Many Christians value a childlike faith in their walk with the Lord. I thought like this for most of my life: If I didn’t understand, I accepted the way things were done because of those who have gone before me and because much of God remains a mystery. To me, pure faith was the ability to accept life’s challenges and injustices because we live in a fallen, sinful world. Trusting that Jesus would return and make things right and good again was key, and avoiding sin and wrong things until that happened was what would keep me on the right path. But as those challenges kept coming, I brought the challenge back to God, asking Him to explain, to make things right, to show me how I was supposed to respond.
I remember expressing honest disappointment when we were house hunting and our offers kept being refused. I remember it because I knew it was okay to doubt Him. I no longer believed it was unacceptable to be angry with God and question Him. Not only could God handle my doubt and anger, He knew that deep in me, that’s what was going on, even before I allowed myself to express it. I knew, like Job in the Old Testament, that God knew exactly what I couldn’t see in the situation. Where was I when He laid the earth’s foundations? Had I ever given orders to the morning? Even as I railed at Him, I told Him I knew He was good and hadn’t forsaken us. I told him that I knew I was being ridiculous and small. I didn’t stay in doubt and anger. It served a purpose. Through expressing the frustration to the Lord, He reassured me and our relationship was strengthened. I drew near to Him in that doubt and anger, and He was faithful to draw near to me.
This was new for me, because I had spent my entire life up until that point believing that avoiding wrong was what made me right before God. Not good deeds, of course, everyone knows it’s by faith and not by works, but if my heart wasn’t right, then that must compromise my faith, right?

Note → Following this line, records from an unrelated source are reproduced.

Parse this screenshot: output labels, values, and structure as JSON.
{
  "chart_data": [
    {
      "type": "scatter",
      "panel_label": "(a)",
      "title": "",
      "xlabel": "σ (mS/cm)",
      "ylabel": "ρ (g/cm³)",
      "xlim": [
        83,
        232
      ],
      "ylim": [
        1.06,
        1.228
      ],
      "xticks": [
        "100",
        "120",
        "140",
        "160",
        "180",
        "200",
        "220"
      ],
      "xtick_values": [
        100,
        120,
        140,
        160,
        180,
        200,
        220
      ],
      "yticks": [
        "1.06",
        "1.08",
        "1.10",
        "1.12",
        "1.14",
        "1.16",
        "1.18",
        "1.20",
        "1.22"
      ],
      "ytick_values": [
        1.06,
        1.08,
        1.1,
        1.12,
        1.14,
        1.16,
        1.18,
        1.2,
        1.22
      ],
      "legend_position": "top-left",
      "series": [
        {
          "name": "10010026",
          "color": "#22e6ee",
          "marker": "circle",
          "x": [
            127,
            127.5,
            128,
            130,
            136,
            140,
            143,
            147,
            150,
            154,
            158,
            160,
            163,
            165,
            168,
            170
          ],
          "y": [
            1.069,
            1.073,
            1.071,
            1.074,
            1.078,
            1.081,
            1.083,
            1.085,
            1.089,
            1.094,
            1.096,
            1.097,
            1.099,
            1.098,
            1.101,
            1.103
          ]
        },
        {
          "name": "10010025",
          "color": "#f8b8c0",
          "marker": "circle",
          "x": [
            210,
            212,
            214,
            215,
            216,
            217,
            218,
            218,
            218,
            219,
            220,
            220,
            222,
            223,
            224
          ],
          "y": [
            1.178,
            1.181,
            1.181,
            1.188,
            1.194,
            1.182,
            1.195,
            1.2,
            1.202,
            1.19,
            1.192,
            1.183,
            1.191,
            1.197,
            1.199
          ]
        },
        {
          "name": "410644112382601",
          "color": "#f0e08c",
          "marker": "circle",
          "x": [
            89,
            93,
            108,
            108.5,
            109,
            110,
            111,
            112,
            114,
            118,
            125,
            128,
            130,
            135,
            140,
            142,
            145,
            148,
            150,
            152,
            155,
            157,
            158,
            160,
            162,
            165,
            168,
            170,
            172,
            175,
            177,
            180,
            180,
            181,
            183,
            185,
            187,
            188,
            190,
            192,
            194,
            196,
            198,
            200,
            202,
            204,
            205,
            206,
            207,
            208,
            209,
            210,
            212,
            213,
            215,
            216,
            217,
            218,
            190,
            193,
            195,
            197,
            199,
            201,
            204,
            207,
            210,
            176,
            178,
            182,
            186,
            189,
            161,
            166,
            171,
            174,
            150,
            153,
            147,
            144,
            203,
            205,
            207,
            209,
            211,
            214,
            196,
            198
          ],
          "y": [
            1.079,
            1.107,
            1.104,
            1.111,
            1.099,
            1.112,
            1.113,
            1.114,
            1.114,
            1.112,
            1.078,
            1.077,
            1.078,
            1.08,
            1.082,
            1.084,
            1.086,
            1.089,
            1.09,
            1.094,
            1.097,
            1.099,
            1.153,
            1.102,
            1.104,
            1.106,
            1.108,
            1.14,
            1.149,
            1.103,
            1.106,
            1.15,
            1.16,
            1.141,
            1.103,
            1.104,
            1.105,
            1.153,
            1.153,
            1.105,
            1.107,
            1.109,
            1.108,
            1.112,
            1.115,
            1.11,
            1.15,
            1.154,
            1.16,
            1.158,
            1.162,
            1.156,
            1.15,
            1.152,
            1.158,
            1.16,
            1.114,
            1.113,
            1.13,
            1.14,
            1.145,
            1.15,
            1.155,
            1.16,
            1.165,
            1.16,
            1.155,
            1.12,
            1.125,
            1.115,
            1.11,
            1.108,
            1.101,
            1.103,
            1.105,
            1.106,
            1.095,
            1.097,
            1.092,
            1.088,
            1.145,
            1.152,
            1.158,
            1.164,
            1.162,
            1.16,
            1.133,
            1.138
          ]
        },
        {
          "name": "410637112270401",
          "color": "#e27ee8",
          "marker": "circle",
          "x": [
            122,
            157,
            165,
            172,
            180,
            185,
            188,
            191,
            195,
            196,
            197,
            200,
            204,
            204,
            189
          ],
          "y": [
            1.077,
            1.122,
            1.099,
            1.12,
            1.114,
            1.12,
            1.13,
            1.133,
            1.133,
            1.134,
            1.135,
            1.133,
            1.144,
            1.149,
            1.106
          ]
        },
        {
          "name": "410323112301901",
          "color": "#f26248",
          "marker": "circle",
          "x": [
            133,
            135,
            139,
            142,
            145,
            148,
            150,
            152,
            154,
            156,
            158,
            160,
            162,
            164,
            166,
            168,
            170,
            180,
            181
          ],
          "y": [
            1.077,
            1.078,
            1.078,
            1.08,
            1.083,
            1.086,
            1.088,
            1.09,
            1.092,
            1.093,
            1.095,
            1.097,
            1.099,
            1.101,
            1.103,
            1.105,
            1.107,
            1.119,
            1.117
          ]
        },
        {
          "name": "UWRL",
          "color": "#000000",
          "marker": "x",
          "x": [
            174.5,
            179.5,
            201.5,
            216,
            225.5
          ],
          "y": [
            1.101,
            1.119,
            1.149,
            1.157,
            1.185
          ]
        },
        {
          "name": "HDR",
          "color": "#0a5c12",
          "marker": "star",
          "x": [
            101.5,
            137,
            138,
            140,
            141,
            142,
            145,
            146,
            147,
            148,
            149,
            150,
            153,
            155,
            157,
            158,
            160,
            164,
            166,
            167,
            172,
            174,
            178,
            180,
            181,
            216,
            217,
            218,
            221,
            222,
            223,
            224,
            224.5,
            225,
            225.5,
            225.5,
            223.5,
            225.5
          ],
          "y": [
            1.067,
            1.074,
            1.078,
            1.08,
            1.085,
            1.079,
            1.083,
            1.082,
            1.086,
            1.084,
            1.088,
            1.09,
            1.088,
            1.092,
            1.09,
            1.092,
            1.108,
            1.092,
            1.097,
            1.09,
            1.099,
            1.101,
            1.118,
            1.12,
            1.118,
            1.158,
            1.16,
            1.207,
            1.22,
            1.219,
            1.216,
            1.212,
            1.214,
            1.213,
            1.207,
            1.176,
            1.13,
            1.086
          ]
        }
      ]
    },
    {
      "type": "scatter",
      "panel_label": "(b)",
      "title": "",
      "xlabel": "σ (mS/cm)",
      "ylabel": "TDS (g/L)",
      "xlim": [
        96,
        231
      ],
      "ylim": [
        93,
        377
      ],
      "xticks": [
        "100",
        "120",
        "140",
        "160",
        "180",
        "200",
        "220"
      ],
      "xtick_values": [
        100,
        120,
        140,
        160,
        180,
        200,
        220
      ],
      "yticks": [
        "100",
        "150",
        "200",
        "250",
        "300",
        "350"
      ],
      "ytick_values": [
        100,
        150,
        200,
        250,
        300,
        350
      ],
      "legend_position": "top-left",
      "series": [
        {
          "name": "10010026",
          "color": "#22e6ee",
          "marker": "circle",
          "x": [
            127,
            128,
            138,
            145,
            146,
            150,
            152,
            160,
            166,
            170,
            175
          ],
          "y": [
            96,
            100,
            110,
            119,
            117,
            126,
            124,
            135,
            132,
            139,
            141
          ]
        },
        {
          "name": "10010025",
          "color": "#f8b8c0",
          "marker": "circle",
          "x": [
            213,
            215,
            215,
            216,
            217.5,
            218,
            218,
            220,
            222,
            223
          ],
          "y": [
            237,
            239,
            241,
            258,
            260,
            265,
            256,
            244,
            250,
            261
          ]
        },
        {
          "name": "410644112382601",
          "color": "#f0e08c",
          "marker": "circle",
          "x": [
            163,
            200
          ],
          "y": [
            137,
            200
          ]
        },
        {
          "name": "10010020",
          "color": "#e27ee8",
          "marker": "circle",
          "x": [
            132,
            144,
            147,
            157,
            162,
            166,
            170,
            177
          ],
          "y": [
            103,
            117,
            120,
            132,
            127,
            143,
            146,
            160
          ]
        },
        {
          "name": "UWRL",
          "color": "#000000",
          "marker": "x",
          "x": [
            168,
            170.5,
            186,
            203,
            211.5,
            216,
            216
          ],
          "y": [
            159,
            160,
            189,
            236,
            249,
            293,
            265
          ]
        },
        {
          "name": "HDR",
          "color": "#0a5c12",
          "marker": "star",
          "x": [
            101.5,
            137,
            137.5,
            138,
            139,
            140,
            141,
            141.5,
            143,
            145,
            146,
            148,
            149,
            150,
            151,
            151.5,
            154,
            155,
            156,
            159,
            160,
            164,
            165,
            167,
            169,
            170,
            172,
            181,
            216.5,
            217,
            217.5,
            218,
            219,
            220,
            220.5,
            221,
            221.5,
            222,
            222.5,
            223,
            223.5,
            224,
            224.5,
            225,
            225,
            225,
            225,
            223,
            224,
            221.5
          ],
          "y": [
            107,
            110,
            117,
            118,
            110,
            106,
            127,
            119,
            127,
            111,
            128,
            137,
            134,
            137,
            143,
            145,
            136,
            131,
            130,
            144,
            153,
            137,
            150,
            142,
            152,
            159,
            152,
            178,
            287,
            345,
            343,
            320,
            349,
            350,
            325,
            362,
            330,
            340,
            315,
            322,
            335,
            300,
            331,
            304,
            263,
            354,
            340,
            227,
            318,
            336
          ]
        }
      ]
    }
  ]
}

The mindset of thinking of things in terms of right and wrong made my decisions to engage the secular world increasingly less frequent. If the danger to become OF the world was the result when one engaged IN the world, avoidance was self-preservation. If minimizing sin was paramount to righteous living, avoiding negative influences and temptation was of higher importance than engaging the culture and forming relationships with people outside my Christian bubble. And my Christian bubble was going strong. So strong, that almost all of my meaningful interactions were exclusively with people in my own church community.
I joined a Bible Study Fellowship group. As an interdenominational or “parachurch fellowship”, there were women from many different Christian churches and various denominations from the area. I self-righteously and ignorantly believed that my non-denominational church doctrine was above the liturgis and restrictive doctrine of any denomination, so I had a bit of a guard up for fear of being influenced by what these other ladies undoubtedly wanted to influence me with. However, a rule of BSF is to refrain from discussing denominational topics or even books other than the Bible. Through this, my naivety was somewhat chipped away at, and I experienced care from people who didn’t really know me, people who respected me when I spoke, people who remembered to pray for me.
It was a healthy few years and something that was worth packing up the little ones to get there on cold Tuesday mornings. But it was only a step in the process God was leading me on to be open to living outside of a framework that kept me from the risk of wrongness. Freedom comes with the understanding that scripture and the Holy Spirit work in tandem to guide us as we go. It’s why we still need the Holy Spirit. If a set of rules were all we needed to avoid sin and live in righteousness, then there would be no need for the Holy Spirit’s influence and voice in our life. There would be no need for Jesus either.
In Matthew 22, when Jesus was asked by an expert in religious law, “Teacher, which is the greatest commandment in the Law?” He didn’t answer, “figure out what is right and wrong; do right, avoid wrong.” But this is how we live, isn’t it? We include loving our neighbor in the category of “what is right”, instead of understanding that “what is right” will inherently follow when the decision to love our neighbor is made.
With no mention of avoiding sin, Jesus replied: “‘Love the Lord your God with all your heart and with all your soul and with all your mind.’ This is the first and greatest commandment. And the second is like it: ‘Love your neighbor as yourself.’ All the Law and the Prophets hang on these two commandments.”
As a pastor I work with in youth ministry has been known to say, loving our neighbor is one of the best and purest ways we can love God. Christians continue to argue that loving equates to affirmation of sinful living, and until we reject that mentality, the Law and the Prophets will be an elusive concept that we will be unable to fulfill.